Recursion in computer science is the method of calling a function within it's own body. Recursion is used in programming when the solution to a problem involves knowing the solution of a simpler problem of the same kind. For example lets consider a simple function that returns the factorial of an integer n. This function could be implemented as follows:
def factorial(n):
x = 1
for i in range(1, n + 1):
x = x * i
return x
Here the function multiplies all integers from 1 to n and returns the result. But the function can also be implemented recursively as follows:
def factorial(n):
return n * factorial(n - 1) if n > 0 else 1
Notice how the function now includes a call on itself in the body. The function here multiplies n with the factorial of n - 1 unless n is 0 in which case the function would return 1. Lets trace a few calls on this function:
>>> factorial(0) # The if statement evaluates to false so the else clauseis returned 1 >>> factorial(1) # The if statement evaluates to true so 1 is multiplied by factorial(0) 1 >>> factorial(2) # 2 is multiplied by factorial(1) 2 >>> factorial(3) # 3 is multiplied by factorial(2) 6
Now lets talk about the makeup of a recursive function. A recursive function contains a base case or a terminating case that breaks the chain of recursion. In the factorial function the base case would be when n is equal to 0 as no recursion occurred in the evaluation. All other cases are recursion cases where a chain of recursion runs until the base case is reached.

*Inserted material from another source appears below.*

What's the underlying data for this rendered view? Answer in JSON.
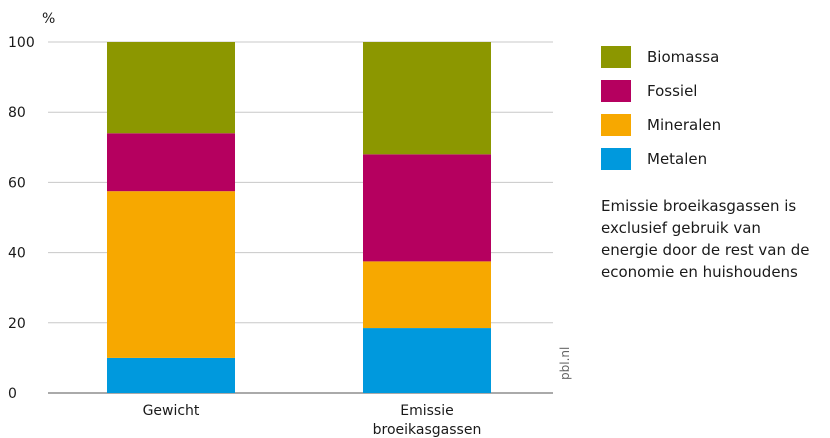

The function factorial could be implemented easily without having to use recursion as in the first implementation of the function above. However more elaborate recursive functions could be very difficult to implement without the use of recursion. For example a function that sums the numbers of a possibly nested list could be implemented easily using recursion which would otherwise be a challenging task. The function can be implemented as follows:
def sum_list(L: list) -> 'num':
"""
Return the sum of the elements of L.
>>> sum_list([1, 2, 3])
6
>>> sum_list([1, [2, 3, [4]], 5])
15
"""
return sum( # sum of sum of sublists or non-list elements themselves
[sum_list(x) if isinstance(x, list) else x for x in L])
Finally recursion can also be used to define abstract data types. For example a Tree is an abstract data type that is made up of nodes connected to each other by edges where each node has only one parent. A tree consists of a root and possibly one or more children where each child is a tree itself. Another ADT that is based on recursion is a Linked list which is also made up of nodes where each node points to the next node in the list and each node contains a value. A linked list can either be an empty list or a node pointing to another linked list.